Monday, February 25, 2013

#12 Blue Lipstick

Title:  Blue Lipstick: Concrete Poems

Author:  John Grandits
Illustrator: John Grandits
Publisher:  Clarion Books
Copyright: 2007
Pages:  42
Genre/Category:  Poetry

This book is absolutely fascinating and very unique. It’s eclectic and quirky. I have never seen a poetry collection quite like this one. Blue Lipstick is a collection of concrete poems about everyday topics in the life of a teenager. There are poems about school, life, family, sports, and more. These poems are mostly free verse with a few haiku added. The poems are arranged into shapes. Some swirl around the page so you have to constantly turn the book to read it. A lot of these poems read more like journal entries or a blurb from a story rather than a traditional poem – but I think that’s the point. These aren’t traditional poems that follow a pattern. These are poems that a child can relate to.

The illustrations in this book were done with a marker and touched up in Photoshop. There is a list in the back of the book that shows the fifty plus fonts that were used for the text. Most of the pages are filled with text, but there are some drawings with thick, crayon-looking lines and computer generated shapes. There is a lot of white space on nearly every page, with a few colors making an appearance, namely, blue and black.

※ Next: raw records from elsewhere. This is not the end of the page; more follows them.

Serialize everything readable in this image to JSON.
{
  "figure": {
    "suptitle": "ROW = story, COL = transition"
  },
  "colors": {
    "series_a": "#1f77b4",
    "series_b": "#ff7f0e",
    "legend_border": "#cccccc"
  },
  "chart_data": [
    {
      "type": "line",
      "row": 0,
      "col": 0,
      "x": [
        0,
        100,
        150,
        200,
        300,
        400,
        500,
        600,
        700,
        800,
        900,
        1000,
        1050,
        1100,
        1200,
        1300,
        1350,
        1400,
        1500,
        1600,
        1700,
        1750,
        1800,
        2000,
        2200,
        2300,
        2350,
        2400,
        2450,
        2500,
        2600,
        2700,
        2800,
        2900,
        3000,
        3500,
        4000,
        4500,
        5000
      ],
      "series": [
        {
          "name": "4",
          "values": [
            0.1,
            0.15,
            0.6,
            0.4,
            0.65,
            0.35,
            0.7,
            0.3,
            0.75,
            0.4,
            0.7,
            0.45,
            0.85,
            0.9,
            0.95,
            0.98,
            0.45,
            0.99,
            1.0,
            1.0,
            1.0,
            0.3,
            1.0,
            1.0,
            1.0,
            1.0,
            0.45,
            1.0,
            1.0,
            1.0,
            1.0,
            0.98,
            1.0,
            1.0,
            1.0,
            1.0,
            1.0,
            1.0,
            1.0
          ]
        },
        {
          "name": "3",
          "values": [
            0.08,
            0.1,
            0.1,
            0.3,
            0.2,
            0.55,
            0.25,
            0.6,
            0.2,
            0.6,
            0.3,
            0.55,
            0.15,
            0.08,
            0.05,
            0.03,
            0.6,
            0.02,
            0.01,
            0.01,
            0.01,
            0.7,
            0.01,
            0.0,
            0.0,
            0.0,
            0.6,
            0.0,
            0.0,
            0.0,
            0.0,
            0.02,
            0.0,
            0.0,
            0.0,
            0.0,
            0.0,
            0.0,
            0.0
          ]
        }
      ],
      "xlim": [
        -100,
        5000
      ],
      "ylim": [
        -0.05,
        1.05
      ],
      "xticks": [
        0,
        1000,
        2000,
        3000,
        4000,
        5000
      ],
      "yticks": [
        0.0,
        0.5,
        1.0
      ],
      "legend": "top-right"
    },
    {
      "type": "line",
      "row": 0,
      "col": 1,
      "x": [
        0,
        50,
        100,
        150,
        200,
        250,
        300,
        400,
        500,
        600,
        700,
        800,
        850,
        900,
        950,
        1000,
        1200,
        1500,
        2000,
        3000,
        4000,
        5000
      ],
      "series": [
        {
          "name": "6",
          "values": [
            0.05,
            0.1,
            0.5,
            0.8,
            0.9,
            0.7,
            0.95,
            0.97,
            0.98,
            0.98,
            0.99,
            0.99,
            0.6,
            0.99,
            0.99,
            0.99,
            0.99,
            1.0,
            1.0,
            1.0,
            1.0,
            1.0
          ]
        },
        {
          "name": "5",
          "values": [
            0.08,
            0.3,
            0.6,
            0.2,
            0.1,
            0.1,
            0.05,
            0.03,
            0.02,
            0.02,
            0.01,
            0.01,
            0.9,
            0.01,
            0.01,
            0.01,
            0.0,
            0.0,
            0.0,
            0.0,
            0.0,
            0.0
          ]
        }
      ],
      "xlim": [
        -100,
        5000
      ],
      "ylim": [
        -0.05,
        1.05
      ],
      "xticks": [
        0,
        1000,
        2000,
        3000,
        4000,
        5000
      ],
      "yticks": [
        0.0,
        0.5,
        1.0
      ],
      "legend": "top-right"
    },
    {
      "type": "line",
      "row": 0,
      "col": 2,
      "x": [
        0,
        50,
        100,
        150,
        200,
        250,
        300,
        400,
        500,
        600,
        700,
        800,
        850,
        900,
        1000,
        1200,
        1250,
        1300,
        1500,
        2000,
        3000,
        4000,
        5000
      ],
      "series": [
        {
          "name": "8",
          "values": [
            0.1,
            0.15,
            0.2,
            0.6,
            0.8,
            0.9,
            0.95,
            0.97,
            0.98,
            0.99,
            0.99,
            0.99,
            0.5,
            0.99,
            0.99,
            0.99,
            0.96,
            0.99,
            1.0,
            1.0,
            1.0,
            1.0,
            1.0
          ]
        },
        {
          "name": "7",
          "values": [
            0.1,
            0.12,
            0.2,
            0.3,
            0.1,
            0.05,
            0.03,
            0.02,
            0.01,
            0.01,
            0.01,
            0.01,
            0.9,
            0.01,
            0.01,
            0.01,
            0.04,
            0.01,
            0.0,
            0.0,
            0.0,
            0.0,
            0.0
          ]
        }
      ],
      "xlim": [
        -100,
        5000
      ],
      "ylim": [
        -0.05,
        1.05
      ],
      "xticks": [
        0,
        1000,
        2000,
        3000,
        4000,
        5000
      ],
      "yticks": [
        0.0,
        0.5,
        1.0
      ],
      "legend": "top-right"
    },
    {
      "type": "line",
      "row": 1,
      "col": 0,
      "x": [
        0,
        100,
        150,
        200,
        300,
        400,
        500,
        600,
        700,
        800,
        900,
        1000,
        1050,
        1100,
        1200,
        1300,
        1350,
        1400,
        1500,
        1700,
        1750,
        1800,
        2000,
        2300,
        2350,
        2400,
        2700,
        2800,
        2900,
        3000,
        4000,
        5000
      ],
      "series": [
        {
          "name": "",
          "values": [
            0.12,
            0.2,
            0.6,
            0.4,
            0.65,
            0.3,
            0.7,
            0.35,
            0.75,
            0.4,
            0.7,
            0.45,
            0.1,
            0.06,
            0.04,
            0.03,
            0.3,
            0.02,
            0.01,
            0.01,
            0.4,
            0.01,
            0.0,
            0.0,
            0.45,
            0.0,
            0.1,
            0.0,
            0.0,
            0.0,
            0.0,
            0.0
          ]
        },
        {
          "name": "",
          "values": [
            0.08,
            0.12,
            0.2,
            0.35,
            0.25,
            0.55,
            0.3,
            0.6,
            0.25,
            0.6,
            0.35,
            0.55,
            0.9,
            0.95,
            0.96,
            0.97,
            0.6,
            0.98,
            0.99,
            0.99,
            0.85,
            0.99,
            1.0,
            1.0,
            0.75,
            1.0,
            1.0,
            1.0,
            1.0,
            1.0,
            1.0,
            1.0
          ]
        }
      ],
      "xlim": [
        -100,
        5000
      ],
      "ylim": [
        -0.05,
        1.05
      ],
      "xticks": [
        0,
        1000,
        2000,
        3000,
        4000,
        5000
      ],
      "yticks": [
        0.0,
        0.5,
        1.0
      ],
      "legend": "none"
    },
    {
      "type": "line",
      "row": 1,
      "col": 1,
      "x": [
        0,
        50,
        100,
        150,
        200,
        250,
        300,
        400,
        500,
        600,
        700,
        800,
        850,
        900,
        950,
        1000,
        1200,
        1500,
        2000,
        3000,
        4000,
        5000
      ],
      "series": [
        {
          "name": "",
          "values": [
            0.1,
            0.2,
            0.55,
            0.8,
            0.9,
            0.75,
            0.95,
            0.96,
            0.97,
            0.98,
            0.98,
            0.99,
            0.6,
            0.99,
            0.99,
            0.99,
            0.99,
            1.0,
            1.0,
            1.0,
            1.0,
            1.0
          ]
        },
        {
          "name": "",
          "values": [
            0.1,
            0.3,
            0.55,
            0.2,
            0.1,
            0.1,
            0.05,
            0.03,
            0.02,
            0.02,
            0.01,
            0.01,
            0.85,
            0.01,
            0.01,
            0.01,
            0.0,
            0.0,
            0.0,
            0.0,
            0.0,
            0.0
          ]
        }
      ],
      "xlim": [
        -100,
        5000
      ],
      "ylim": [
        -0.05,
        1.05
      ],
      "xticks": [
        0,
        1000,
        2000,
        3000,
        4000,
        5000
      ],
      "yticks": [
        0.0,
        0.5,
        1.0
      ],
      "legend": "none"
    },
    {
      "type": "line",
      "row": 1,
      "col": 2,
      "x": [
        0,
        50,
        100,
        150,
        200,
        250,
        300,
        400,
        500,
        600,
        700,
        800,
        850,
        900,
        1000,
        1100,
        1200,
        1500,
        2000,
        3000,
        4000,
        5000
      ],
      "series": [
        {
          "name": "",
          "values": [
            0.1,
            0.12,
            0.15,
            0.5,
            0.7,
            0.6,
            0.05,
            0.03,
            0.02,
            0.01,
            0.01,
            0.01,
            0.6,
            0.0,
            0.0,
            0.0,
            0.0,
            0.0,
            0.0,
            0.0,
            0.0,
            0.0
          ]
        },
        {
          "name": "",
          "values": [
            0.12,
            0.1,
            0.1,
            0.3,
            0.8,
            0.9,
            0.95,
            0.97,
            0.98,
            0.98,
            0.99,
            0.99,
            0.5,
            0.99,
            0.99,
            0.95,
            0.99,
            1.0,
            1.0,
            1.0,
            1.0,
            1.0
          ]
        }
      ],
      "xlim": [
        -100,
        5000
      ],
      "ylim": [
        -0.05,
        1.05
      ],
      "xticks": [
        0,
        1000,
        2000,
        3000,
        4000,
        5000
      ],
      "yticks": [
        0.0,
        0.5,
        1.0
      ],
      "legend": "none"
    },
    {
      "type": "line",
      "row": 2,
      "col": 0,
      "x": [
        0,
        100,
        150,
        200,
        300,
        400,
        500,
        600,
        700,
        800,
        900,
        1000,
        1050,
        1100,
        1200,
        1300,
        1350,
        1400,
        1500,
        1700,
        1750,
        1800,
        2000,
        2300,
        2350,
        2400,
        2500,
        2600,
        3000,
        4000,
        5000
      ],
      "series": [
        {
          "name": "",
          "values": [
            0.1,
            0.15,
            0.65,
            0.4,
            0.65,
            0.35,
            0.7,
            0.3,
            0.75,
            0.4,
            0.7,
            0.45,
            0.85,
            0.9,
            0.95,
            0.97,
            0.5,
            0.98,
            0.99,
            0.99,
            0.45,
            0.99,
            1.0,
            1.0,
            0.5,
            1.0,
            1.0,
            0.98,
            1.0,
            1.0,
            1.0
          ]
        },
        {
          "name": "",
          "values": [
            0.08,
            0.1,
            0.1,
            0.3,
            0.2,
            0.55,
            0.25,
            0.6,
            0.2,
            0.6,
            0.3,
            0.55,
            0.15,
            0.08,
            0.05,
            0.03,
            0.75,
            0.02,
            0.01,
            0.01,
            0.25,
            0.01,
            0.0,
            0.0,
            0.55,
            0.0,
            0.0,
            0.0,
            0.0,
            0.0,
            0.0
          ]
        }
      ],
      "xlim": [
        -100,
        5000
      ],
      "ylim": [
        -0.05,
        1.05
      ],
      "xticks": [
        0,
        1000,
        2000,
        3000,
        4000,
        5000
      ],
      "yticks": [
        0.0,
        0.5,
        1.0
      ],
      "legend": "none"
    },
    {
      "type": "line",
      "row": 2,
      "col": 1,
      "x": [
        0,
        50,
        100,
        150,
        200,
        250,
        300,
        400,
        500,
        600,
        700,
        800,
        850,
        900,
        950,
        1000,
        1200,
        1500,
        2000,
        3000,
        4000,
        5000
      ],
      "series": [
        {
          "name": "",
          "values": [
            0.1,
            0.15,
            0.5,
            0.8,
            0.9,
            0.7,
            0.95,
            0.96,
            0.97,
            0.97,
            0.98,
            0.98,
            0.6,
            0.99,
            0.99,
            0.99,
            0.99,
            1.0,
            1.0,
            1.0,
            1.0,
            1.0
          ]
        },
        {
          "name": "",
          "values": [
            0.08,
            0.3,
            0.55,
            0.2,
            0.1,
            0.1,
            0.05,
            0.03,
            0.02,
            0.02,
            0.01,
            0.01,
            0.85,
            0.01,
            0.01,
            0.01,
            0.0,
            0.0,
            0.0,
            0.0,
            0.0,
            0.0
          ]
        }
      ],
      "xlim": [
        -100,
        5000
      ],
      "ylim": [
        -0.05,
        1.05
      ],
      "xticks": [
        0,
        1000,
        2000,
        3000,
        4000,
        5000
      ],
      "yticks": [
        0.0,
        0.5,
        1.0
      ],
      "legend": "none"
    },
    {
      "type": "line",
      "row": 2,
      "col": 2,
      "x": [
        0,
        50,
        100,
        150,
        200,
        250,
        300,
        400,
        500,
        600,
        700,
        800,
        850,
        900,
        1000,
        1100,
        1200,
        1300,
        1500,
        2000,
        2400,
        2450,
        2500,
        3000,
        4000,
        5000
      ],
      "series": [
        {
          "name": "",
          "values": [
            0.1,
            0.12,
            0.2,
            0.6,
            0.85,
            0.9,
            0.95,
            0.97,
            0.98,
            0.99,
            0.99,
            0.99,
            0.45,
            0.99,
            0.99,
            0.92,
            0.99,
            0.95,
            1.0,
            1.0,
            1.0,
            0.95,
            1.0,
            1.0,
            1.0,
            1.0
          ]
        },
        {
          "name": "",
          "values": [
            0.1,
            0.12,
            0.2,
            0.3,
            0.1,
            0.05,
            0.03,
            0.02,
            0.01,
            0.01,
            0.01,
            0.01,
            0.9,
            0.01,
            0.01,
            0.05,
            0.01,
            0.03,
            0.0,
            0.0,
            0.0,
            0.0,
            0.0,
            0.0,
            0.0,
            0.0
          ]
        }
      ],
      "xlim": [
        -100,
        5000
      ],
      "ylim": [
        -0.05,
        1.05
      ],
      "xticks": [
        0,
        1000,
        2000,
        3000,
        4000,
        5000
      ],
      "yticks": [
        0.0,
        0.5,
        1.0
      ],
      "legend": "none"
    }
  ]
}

This book is appropriate for higher grades, maybe sixth grade and up. I’m sure some of the poems could be read to lower grades, but some of the subject matter and vocabulary is appropriate for older students. This would be a great book to introduce students to free verse poems and to show students that poems don’t have to follow a format of top to bottom, left to right. I could use this book in a lesson on poetry to give students ideas of how to write concrete (shaped) poems.